Similarly, this is what having Hydrocephalus feels like.  The same uncertainty, lack of control over the unpredictable unknown, being alert to any signs or symptoms and putting things in place in the event of an emergency brain surgery.  Sadly though, my family are not as on board with this possibility (or prepared) but likewise, they go about their daily lives with one difference…the possibility of me having further brain surgery is not in the equation.  Sigh…

I know some people with Hydro are affected by storms approaching or even rain.  Thankfully, this has not been the case with me.

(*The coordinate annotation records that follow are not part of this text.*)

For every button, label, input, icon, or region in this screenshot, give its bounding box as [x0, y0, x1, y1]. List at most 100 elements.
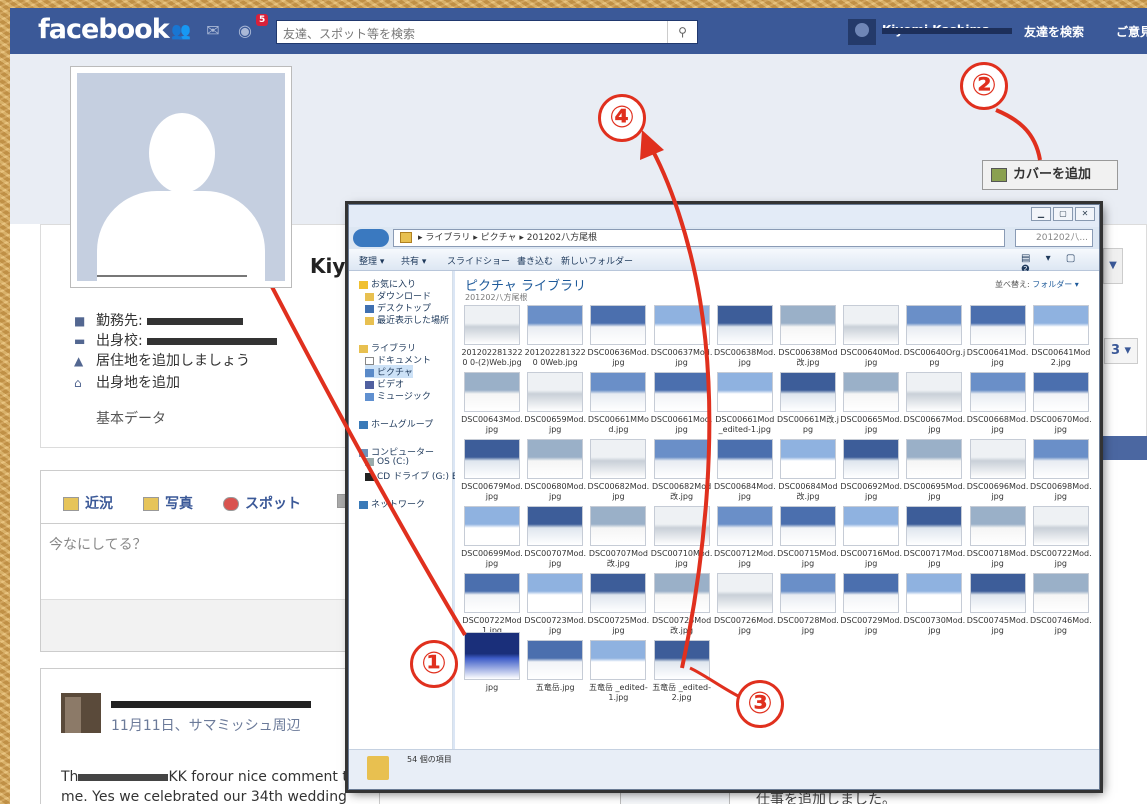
file-thumbnail[interactable]: [1032, 573, 1089, 613]
search-input[interactable]: 友達、スポット等を検索 ⚲: [276, 20, 698, 44]
story-authors[interactable]: [111, 697, 311, 712]
file-thumbnail[interactable]: [780, 372, 836, 412]
profile-picture[interactable]: [70, 66, 292, 288]
nav-drive-c[interactable]: OS (C:): [365, 457, 409, 467]
file-thumbnail[interactable]: [527, 506, 584, 546]
nav-drive-g[interactable]: CD ドライブ (G:) El: [365, 469, 460, 482]
file-thumbnail[interactable]: [653, 372, 710, 412]
nav-music[interactable]: ミュージック: [365, 389, 431, 402]
avatar[interactable]: [61, 693, 101, 733]
file-thumbnail[interactable]: [843, 305, 900, 345]
file-thumbnail[interactable]: [527, 372, 584, 412]
file-thumbnail[interactable]: [843, 372, 900, 412]
file-name: DSC00679Mod.jpg: [461, 482, 523, 501]
window-titlebar[interactable]: ▁ ▢ ✕: [349, 205, 1099, 227]
file-thumbnail[interactable]: [653, 439, 710, 479]
add-hometown-link[interactable]: ⌂ 出身地を追加: [74, 372, 180, 392]
file-thumbnail[interactable]: [590, 573, 647, 613]
file-thumbnail[interactable]: [527, 640, 584, 680]
maximize-button[interactable]: ▢: [1053, 207, 1073, 221]
file-thumbnail[interactable]: [1032, 305, 1089, 345]
avatar[interactable]: [848, 19, 876, 45]
file-thumbnail[interactable]: [464, 439, 520, 479]
file-thumbnail[interactable]: [590, 640, 647, 680]
burn-button[interactable]: 書き込む: [517, 254, 553, 267]
user-name-link[interactable]: Kiyomi Kashima: [882, 23, 1012, 37]
file-thumbnail[interactable]: [906, 372, 963, 412]
nav-homegroup[interactable]: ホームグループ: [359, 417, 433, 430]
file-thumbnail[interactable]: [716, 372, 773, 412]
file-thumbnail[interactable]: [653, 506, 710, 546]
basic-data-link[interactable]: 基本データ: [96, 408, 166, 428]
chevron-down-icon[interactable]: ▼: [1103, 248, 1123, 284]
file-name: DSC00665Mod.jpg: [840, 415, 903, 434]
file-thumbnail[interactable]: [969, 372, 1026, 412]
file-name: DSC00725Mod 改.jpg: [652, 616, 712, 635]
add-residence-link[interactable]: ▲ 居住地を追加しましょう: [74, 350, 250, 370]
file-thumbnail[interactable]: [590, 305, 647, 345]
file-thumbnail[interactable]: [653, 573, 710, 613]
file-thumbnail[interactable]: [843, 506, 900, 546]
file-thumbnail[interactable]: [464, 372, 520, 412]
new-folder-button[interactable]: 新しいフォルダー: [561, 254, 633, 267]
file-thumbnail[interactable]: [969, 573, 1026, 613]
tab-photo[interactable]: 写真: [143, 493, 193, 513]
tab-spot[interactable]: スポット: [223, 493, 301, 513]
facebook-logo[interactable]: facebook: [38, 14, 170, 45]
file-thumbnail[interactable]: [843, 573, 900, 613]
file-thumbnail[interactable]: [780, 573, 836, 613]
file-thumbnail[interactable]: [843, 439, 900, 479]
file-thumbnail[interactable]: [780, 305, 836, 345]
file-thumbnail[interactable]: [716, 439, 773, 479]
find-friends-link[interactable]: 友達を検索: [1024, 23, 1084, 40]
file-thumbnail[interactable]: [464, 573, 520, 613]
slideshow-button[interactable]: スライドショー: [447, 254, 510, 267]
file-thumbnail[interactable]: [464, 305, 520, 345]
count-dropdown[interactable]: 3 ▾: [1104, 338, 1138, 364]
nav-recent[interactable]: 最近表示した場所: [365, 313, 449, 326]
status-input[interactable]: 今なにしてる？: [41, 523, 379, 599]
sort-by[interactable]: 並べ替え: フォルダー ▾: [995, 279, 1079, 290]
address-bar[interactable]: ▸ ライブラリ ▸ ピクチャ ▸ 201202八方尾根: [393, 229, 1005, 247]
minimize-button[interactable]: ▁: [1031, 207, 1051, 221]
file-thumbnail[interactable]: [590, 506, 647, 546]
notifications-icon[interactable]: ◉: [234, 21, 256, 41]
file-thumbnail[interactable]: [1032, 439, 1089, 479]
file-thumbnail[interactable]: [1032, 506, 1089, 546]
file-thumbnail[interactable]: [716, 305, 773, 345]
feedback-link[interactable]: ご意見: [1116, 23, 1147, 40]
file-thumbnail[interactable]: [464, 632, 520, 680]
file-thumbnail[interactable]: [906, 439, 963, 479]
share-button[interactable]: 共有 ▾: [401, 254, 426, 267]
friend-requests-icon[interactable]: 👥: [170, 21, 192, 41]
back-forward-buttons[interactable]: [353, 229, 389, 247]
file-thumbnail[interactable]: [527, 573, 584, 613]
file-thumbnail[interactable]: [590, 439, 647, 479]
close-button[interactable]: ✕: [1075, 207, 1095, 221]
file-thumbnail[interactable]: [780, 439, 836, 479]
file-thumbnail[interactable]: [969, 506, 1026, 546]
file-thumbnail[interactable]: [780, 506, 836, 546]
folder-search-input[interactable]: 201202八...: [1015, 229, 1093, 247]
file-thumbnail[interactable]: [527, 439, 584, 479]
file-thumbnail[interactable]: [653, 305, 710, 345]
file-thumbnail[interactable]: [969, 439, 1026, 479]
file-thumbnail[interactable]: [716, 573, 773, 613]
story-date[interactable]: 11月11日、サマミッシュ周辺: [111, 715, 301, 735]
file-thumbnail[interactable]: [906, 305, 963, 345]
file-thumbnail[interactable]: [1032, 372, 1089, 412]
organize-button[interactable]: 整理 ▾: [359, 254, 384, 267]
file-thumbnail[interactable]: [969, 305, 1026, 345]
search-icon[interactable]: ⚲: [667, 21, 697, 43]
messages-icon[interactable]: ✉: [202, 21, 224, 41]
file-thumbnail[interactable]: [716, 506, 773, 546]
file-thumbnail[interactable]: [906, 573, 963, 613]
tab-status[interactable]: 近況: [63, 493, 113, 513]
file-thumbnail[interactable]: [527, 305, 584, 345]
file-thumbnail[interactable]: [906, 506, 963, 546]
file-thumbnail[interactable]: [464, 506, 520, 546]
add-cover-button[interactable]: カバーを追加: [982, 160, 1118, 190]
file-thumbnail[interactable]: [590, 372, 647, 412]
file-thumbnail[interactable]: [653, 640, 710, 680]
nav-network[interactable]: ネットワーク: [359, 497, 425, 510]
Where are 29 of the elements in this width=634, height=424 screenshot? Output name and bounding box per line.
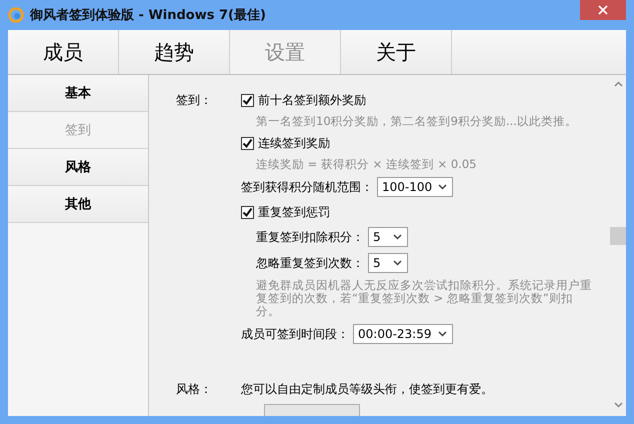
hint-text: 避免群成员因机器人无反应多次尝试扣除积分。系统记录用户重复签到的次数，若“重复签到次数 > 忽略重复签到次数”则扣分。 xyxy=(256,279,593,318)
field-label: 重复签到扣除积分： xyxy=(256,229,364,246)
checkbox-label: 连续签到奖励 xyxy=(258,135,330,152)
checkbox[interactable] xyxy=(241,136,254,150)
checkbox[interactable] xyxy=(241,94,254,106)
section-label: 风格： xyxy=(176,381,213,398)
close-button[interactable] xyxy=(580,0,626,20)
tab[interactable]: 关于 xyxy=(341,30,452,74)
close-icon xyxy=(598,5,608,15)
section-label: 签到： xyxy=(176,92,213,109)
scroll-up-icon[interactable] xyxy=(614,81,622,87)
window-title: 御风者签到体验版 - Windows 7(最佳) xyxy=(30,7,266,24)
field-label: 签到获得积分随机范围： xyxy=(241,179,373,196)
dropdown[interactable]: 5 xyxy=(368,227,408,247)
scroll-thumb[interactable] xyxy=(610,227,626,245)
checkbox-label: 前十名签到额外奖励 xyxy=(258,92,366,109)
description-text: 您可以自由定制成员等级头衔，使签到更有爱。 xyxy=(241,381,493,398)
dropdown[interactable]: 100-100 xyxy=(377,177,454,197)
scroll-down-icon[interactable] xyxy=(614,402,622,408)
hint-text: 连续奖励 = 获得积分 × 连续签到 × 0.05 xyxy=(256,158,478,171)
dropdown[interactable]: 5 xyxy=(368,253,408,273)
checkbox[interactable] xyxy=(241,206,254,218)
dropdown[interactable]: 00:00-23:59 xyxy=(353,324,452,344)
checkbox-label: 重复签到惩罚 xyxy=(258,204,330,221)
tab[interactable]: 成员 xyxy=(8,30,119,74)
hint-text: 第一名签到10积分奖励，第二名签到9积分奖励...以此类推。 xyxy=(256,115,578,128)
app-logo-icon xyxy=(8,7,24,23)
field-label: 忽略重复签到次数： xyxy=(256,255,364,272)
field-label: 成员可签到时间段： xyxy=(241,326,349,343)
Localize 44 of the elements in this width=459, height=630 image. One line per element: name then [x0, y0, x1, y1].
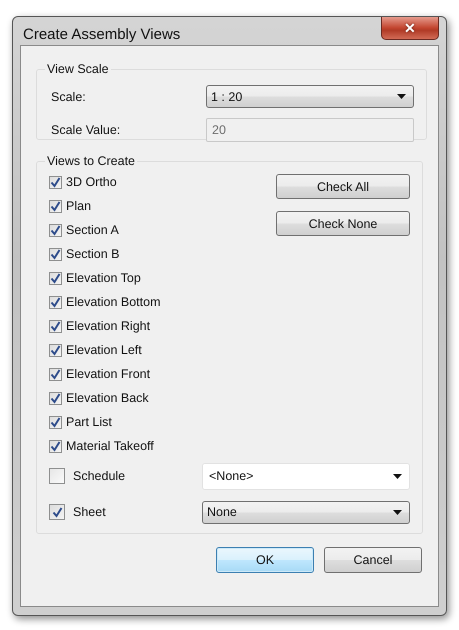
group-title: Views to Create	[46, 154, 136, 168]
window-title: Create Assembly Views	[23, 26, 180, 43]
checkbox-label: Elevation Top	[66, 271, 141, 285]
checkbox-label: Schedule	[73, 469, 126, 483]
scale-dropdown[interactable]: 1 : 20	[206, 85, 414, 108]
checkbox[interactable]	[49, 440, 62, 452]
checkbox[interactable]	[49, 504, 65, 520]
caret-icon	[397, 94, 406, 99]
checkbox[interactable]	[49, 320, 62, 332]
checkbox[interactable]	[49, 200, 62, 212]
checkbox-label: Material Takeoff	[66, 439, 154, 453]
field-label: Scale:	[50, 90, 87, 104]
checkbox-label: Elevation Left	[66, 343, 142, 357]
checkbox-label: Plan	[66, 199, 92, 213]
checkbox-label: Part List	[66, 415, 112, 429]
template-dropdown[interactable]: <None>	[202, 462, 410, 490]
checkbox-label: 3D Ortho	[66, 175, 117, 189]
group-title: View Scale	[46, 62, 110, 76]
checkbox-label: Elevation Back	[66, 391, 149, 405]
checkbox[interactable]	[49, 468, 65, 484]
check-button[interactable]: Check All	[276, 174, 410, 199]
checkbox-label: Section B	[66, 247, 120, 261]
close-button[interactable]: ✕	[381, 17, 439, 40]
checkbox[interactable]	[49, 296, 62, 308]
field-label: Scale Value:	[50, 122, 122, 136]
checkbox[interactable]	[49, 344, 62, 356]
checkbox[interactable]	[49, 272, 62, 284]
caret-icon	[393, 474, 402, 478]
checkbox[interactable]	[49, 224, 62, 236]
checkbox[interactable]	[49, 416, 62, 428]
checkbox-label: Section A	[66, 223, 119, 237]
template-dropdown[interactable]: None	[202, 500, 410, 524]
checkbox-label: Sheet	[73, 505, 106, 519]
checkbox[interactable]	[49, 248, 62, 260]
checkbox-label: Elevation Front	[66, 367, 150, 381]
checkbox[interactable]	[49, 392, 62, 404]
ok-button[interactable]: OK	[216, 547, 314, 573]
checkbox-label: Elevation Bottom	[66, 295, 160, 309]
checkbox[interactable]	[49, 368, 62, 380]
caret-icon	[393, 510, 402, 514]
cancel-button[interactable]: Cancel	[324, 547, 422, 573]
checkbox-label: Elevation Right	[66, 319, 150, 333]
checkbox[interactable]	[49, 176, 62, 188]
check-button[interactable]: Check None	[276, 211, 410, 236]
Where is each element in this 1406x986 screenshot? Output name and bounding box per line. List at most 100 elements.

What’re your triggers and what do you do to avoid them, if at all possible? More importantly what’s your attitude toward them and how does it make you feel?


  • Kim

    March 17, 2021 at 9:51 pm Reply

    I see that a lot of people have problems with warm weather. Mine is the opposite. Rain and snow storms affect me more. Fatigue and sluggishness sets in. I do get pressure behind my eyes but thankfully no headaches. I was shunted at the age of 57 and have had the same shunt for three years. I hope this equipment lasts a long time.

    • Skyewaters

      March 19, 2021 at 2:11 am Reply

      There are many who are affected by rain and storms, they don’t affect me in any way. I guess we’re all just different but we can relate as the symptoms are similar.

      As for your equipment, I hope so too🙏🏼

  • Joyce Fowler

    August 17, 2020 at 6:47 pm Reply

    Weather is a definite trigger for me. In Georgia, we have had three weeks of 90 plus days, with more to come. And the morning humidity, when it’s cool enough to go outside, is in the 90 percent range. So, I’m stuck inside with the AC running. Otherwise, I get very foggy and limp feeling. I suspect everyone is working to overcome something, and most people rarely notice what other people are fighting. The challenge is to manage whatever your challenge is, stay strong, exercise however you can, and make it look like there is nothing scary going on!

    • Skyewaters

      August 18, 2020 at 2:51 am Reply

      I can only imagine. Humidity affects me too!
      You’re right, we all have something going on, just doing what we have to, to get through.
      Thanks for sharing 💙

  • Hope E. Welker

    December 9, 2017 at 5:17 am Reply

    I’m very fortunate not to be affected much by weather, but I have recently become mindful again of just how bad my headaches once were. I was dx’ed with type 2 diabetes almost 2 years ago, and because of the way I have to eat, my electrolytes often become imbalanced, leading to faintness and a brutal headache. My current shunt is 37 yo, and I know it can fail at anytime, so the electrolyte imbalance headaches serve as a reminder of the fact that I have to be on guard, especially if they don’t stop with Propel and food.

    • Skyewaters

      December 9, 2017 at 8:33 pm Reply

      37 years is a long time with the same shunt. That’s awesome Hope!
      I completely understand what you’re saying about being on guard. Something sadly those around us, sometimes just don’t get.

  • Richard L Fry

    December 7, 2017 at 3:09 pm Reply

    You cover a lot in your question, and I can answer a couple. I’ve had a shunt since the age of 5, and after second shunt at age of 10, I have noticed more pain around the incisions. Especially for a couple months after, but that might just st be me. I just turned 59 in Mid November, and have had my current shunt since fall of ’01, after an episode where I had an exterior drain for 10-14 days. Earlier that year I had another revision with a mild stroke day after discharge.
    I have now gone 16yrs with this shunt. Prior to that another 16yrs from 77-93.
    As mentioned above, I had first shunt at age of 5, at 10 revision w/a cardiac catheterization to remove the first shunt after I dislodged and floated to that area!

    • Skyewaters

      December 7, 2017 at 7:06 pm Reply

      Thanks for your comment Richard.